L'étude réalisée par l'institut de sondage américain Gallup pour l'ONG médicale britannique Wellcome est la première du genre: 140.000 personnes de plus de 15 ans, dans 144 pays, interrogées l'an dernier sur ce qu'ils pensent de la science, des professionnels de santé et des vaccins.
Les habitants des pays riches font le moins confiance aux vaccins, particulièrement en Europe. Un phénomène à mettre en parallèle avec le développement du sentiment anti-vaccins, considéré comme l'un des facteurs du retour de la rougeole dans des pays développés.
L'écart est flagrant avec le Bangladesh ou le Rwanda, où la quasi-totalité de la population dit avoir confiance dans les vaccins.
"Dans ces pays-là, il y a plus de maladies contagieuses, et leurs habitants voient sans doute ce qu'il se passe lorsqu'on n'est pas vacciné", explique à l'AFP Imran Khan, qui a mené l'étude pour Wellcome.
"Aux États-Unis et en France, lorsqu'on n'est pas vacciné, on a moins de risque de tomber malade (...) et quand on est contaminé, on risque moins de mourir", poursuit-il en appelant cela "l'effet de laisser-aller".
Dans cette attitude de méfiance, la France est suivie par le Gabon, le Togo, la Russie et la Suisse. Le rejet est un peu moindre (19%) quand on demande aux Français s'ils croient les vaccins "efficaces".

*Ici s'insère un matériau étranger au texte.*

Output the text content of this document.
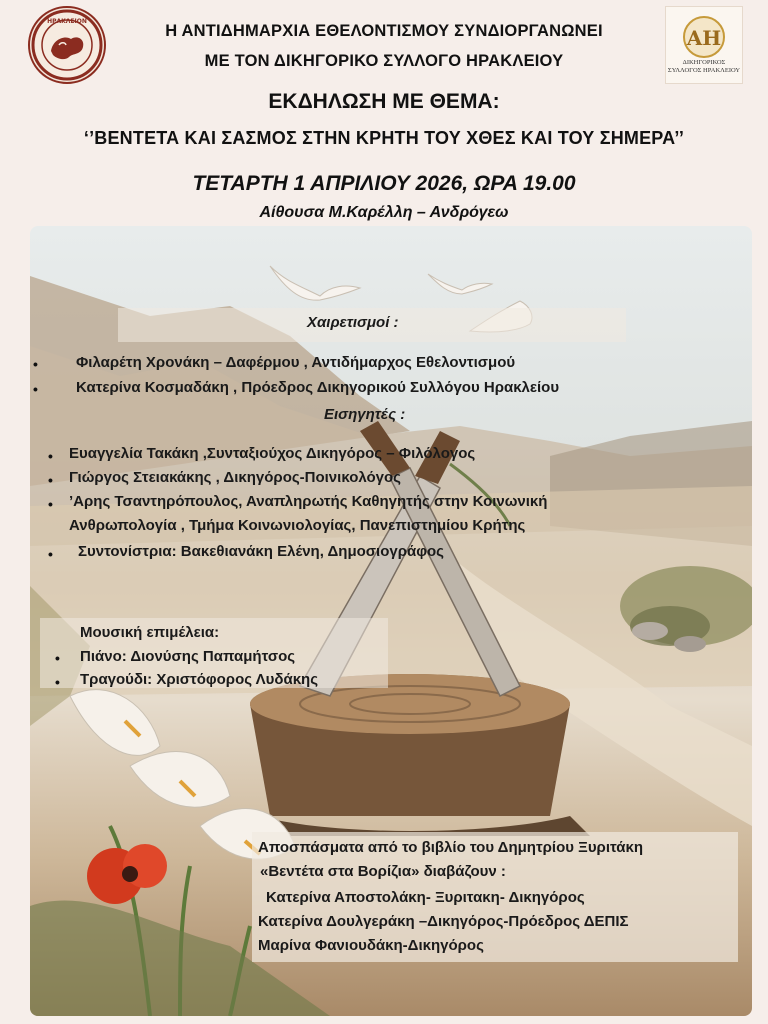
ΗΡΑΚΛΕΙΟΝ
ΑΗ
ΔΙΚΗΓΟΡΙΚΟΣ ΣΥΛΛΟΓΟΣ ΗΡΑΚΛΕΙΟΥ
Η ΑΝΤΙΔΗΜΑΡΧΙΑ ΕΘΕΛΟΝΤΙΣΜΟΥ ΣΥΝΔΙΟΡΓΑΝΩΝΕΙ
ΜΕ ΤΟΝ ΔΙΚΗΓΟΡΙΚΟ ΣΥΛΛΟΓΟ ΗΡΑΚΛΕΙΟΥ
ΕΚΔΗΛΩΣΗ ΜΕ ΘΕΜΑ:
‘’ΒΕΝΤΕΤΑ ΚΑΙ ΣΑΣΜΟΣ ΣΤΗΝ ΚΡΗΤΗ ΤΟΥ ΧΘΕΣ ΚΑΙ ΤΟΥ ΣΗΜΕΡΑ’’
ΤΕΤΑΡΤΗ 1 ΑΠΡΙΛΙΟΥ 2026, ΩΡΑ 19.00
Αίθουσα Μ.Καρέλλη – Ανδρόγεω
Χαιρετισμοί :
•	Φιλαρέτη Χρονάκη – Δαφέρμου , Αντιδήμαρχος Εθελοντισμού
•	Κατερίνα Κοσμαδάκη , Πρόεδρος Δικηγορικού Συλλόγου Ηρακλείου
Εισηγητές :
• Ευαγγελία Τακάκη ,Συνταξιούχος Δικηγόρος – Φιλόλογος
• Γιώργος Στειακάκης , Δικηγόρος-Ποινικολόγος
• ’Αρης Τσαντηρόπουλος, Αναπληρωτής Καθηγητής στην Κοινωνική
Ανθρωπολογία , Τμήμα Κοινωνιολογίας, Πανεπιστημίου Κρήτης
• Συντονίστρια: Βακεθιανάκη Ελένη, Δημοσιογράφος
Μουσική επιμέλεια:
• Πιάνο: Διονύσης Παπαμήτσος
• Τραγούδι: Χριστόφορος Λυδάκης
Αποσπάσματα από το βιβλίο του Δημητρίου Ξυριτάκη
«Βεντέτα στα Βορίζια» διαβάζουν :
Κατερίνα Αποστολάκη- Ξυριτακη- Δικηγόρος
Κατερίνα Δουλγεράκη –Δικηγόρος-Πρόεδρος ΔΕΠΙΣ
Μαρίνα Φανιουδάκη-Δικηγόρος
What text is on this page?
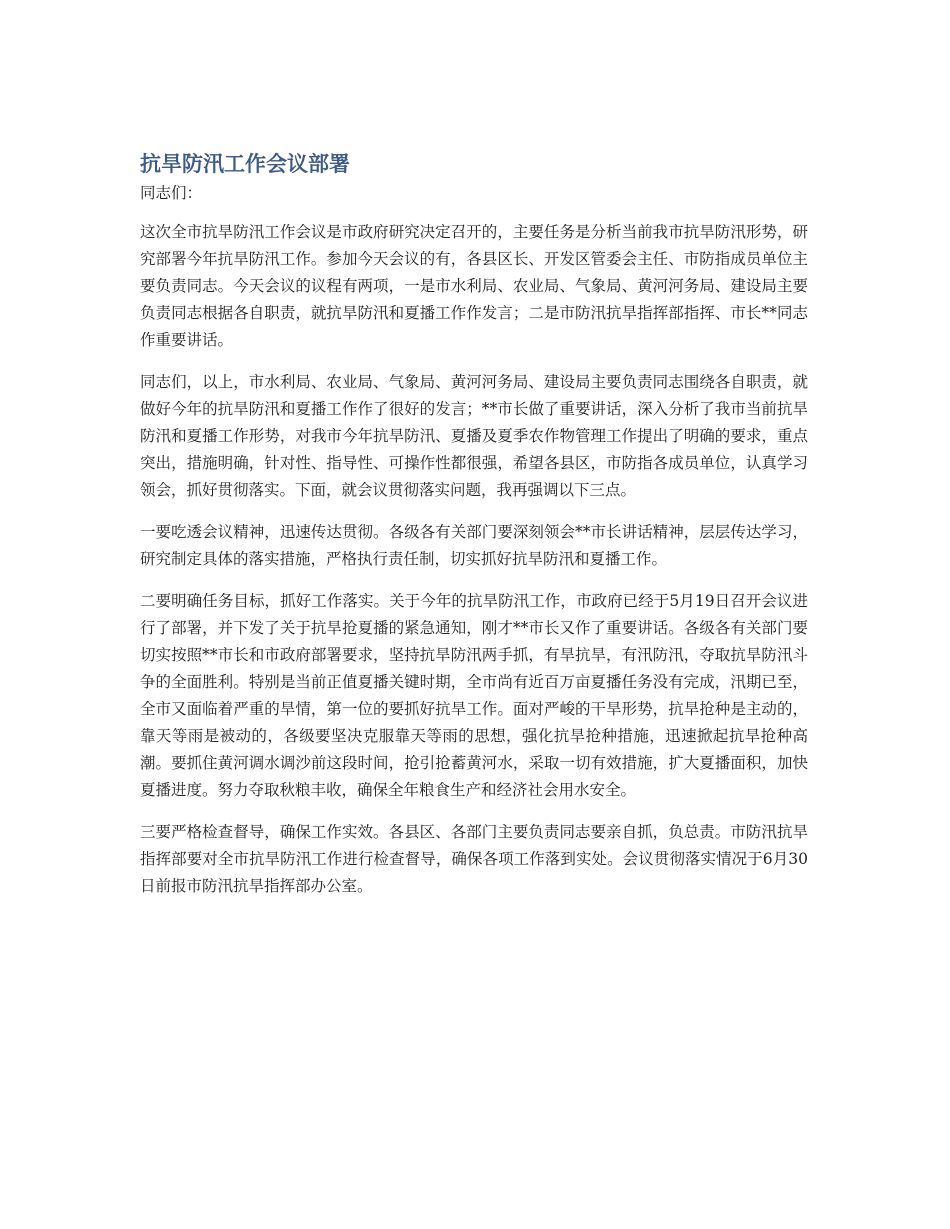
抗旱防汛工作会议部署

同志们：

这次全市抗旱防汛工作会议是市政府研究决定召开的，主要任务是分析当前我市抗旱防汛形势，研究部署今年抗旱防汛工作。参加今天会议的有，各县区长、开发区管委会主任、市防指成员单位主要负责同志。今天会议的议程有两项，一是市水利局、农业局、气象局、黄河河务局、建设局主要负责同志根据各自职责，就抗旱防汛和夏播工作作发言；二是市防汛抗旱指挥部指挥、市长**同志作重要讲话。

同志们，以上，市水利局、农业局、气象局、黄河河务局、建设局主要负责同志围绕各自职责，就做好今年的抗旱防汛和夏播工作作了很好的发言；**市长做了重要讲话，深入分析了我市当前抗旱防汛和夏播工作形势，对我市今年抗旱防汛、夏播及夏季农作物管理工作提出了明确的要求，重点突出，措施明确，针对性、指导性、可操作性都很强，希望各县区，市防指各成员单位，认真学习领会，抓好贯彻落实。下面，就会议贯彻落实问题，我再强调以下三点。

一要吃透会议精神，迅速传达贯彻。各级各有关部门要深刻领会**市长讲话精神，层层传达学习，研究制定具体的落实措施，严格执行责任制，切实抓好抗旱防汛和夏播工作。

二要明确任务目标，抓好工作落实。关于今年的抗旱防汛工作，市政府已经于5月19日召开会议进行了部署，并下发了关于抗旱抢夏播的紧急通知，刚才**市长又作了重要讲话。各级各有关部门要切实按照**市长和市政府部署要求，坚持抗旱防汛两手抓，有旱抗旱，有汛防汛，夺取抗旱防汛斗争的全面胜利。特别是当前正值夏播关键时期，全市尚有近百万亩夏播任务没有完成，汛期已至，全市又面临着严重的旱情，第一位的要抓好抗旱工作。面对严峻的干旱形势，抗旱抢种是主动的，靠天等雨是被动的，各级要坚决克服靠天等雨的思想，强化抗旱抢种措施，迅速掀起抗旱抢种高潮。要抓住黄河调水调沙前这段时间，抢引抢蓄黄河水，采取一切有效措施，扩大夏播面积，加快夏播进度。努力夺取秋粮丰收，确保全年粮食生产和经济社会用水安全。

三要严格检查督导，确保工作实效。各县区、各部门主要负责同志要亲自抓，负总责。市防汛抗旱指挥部要对全市抗旱防汛工作进行检查督导，确保各项工作落到实处。会议贯彻落实情况于6月30日前报市防汛抗旱指挥部办公室。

Des éléments propres à la France expliquent cette défiance, déjà apparue dans des études précédentes.
"Un certain nombre de scandales sanitaires ont affaibli la confiance des citoyens", dit à l'AFP le professeur français Alain Fischer, responsable d'un rapport de recommandations sur les vaccins en 2016.
Ces scandales sont ceux du Mediator, médicament tenu pour responsable de centaines de morts, et du sang contaminé (la découverte au début des années 90 de nombreuses contaminations au virus du sida après des transfusions sanguines).
"Fausses nouvelles"
Au-delà de ces scandales bien réels, une large campagne de vaccinations contre l'hépatite B en 1994 a fait naître des soupçons de lien avec la sclérose en plaques. Après plus de 17 ans d'enquête, les juges d'instruction parisiens ont rendu un non-lieu en mars 2016. Motif: l'absence de "causalité certaine", sur laquelle insistent les scientifiques.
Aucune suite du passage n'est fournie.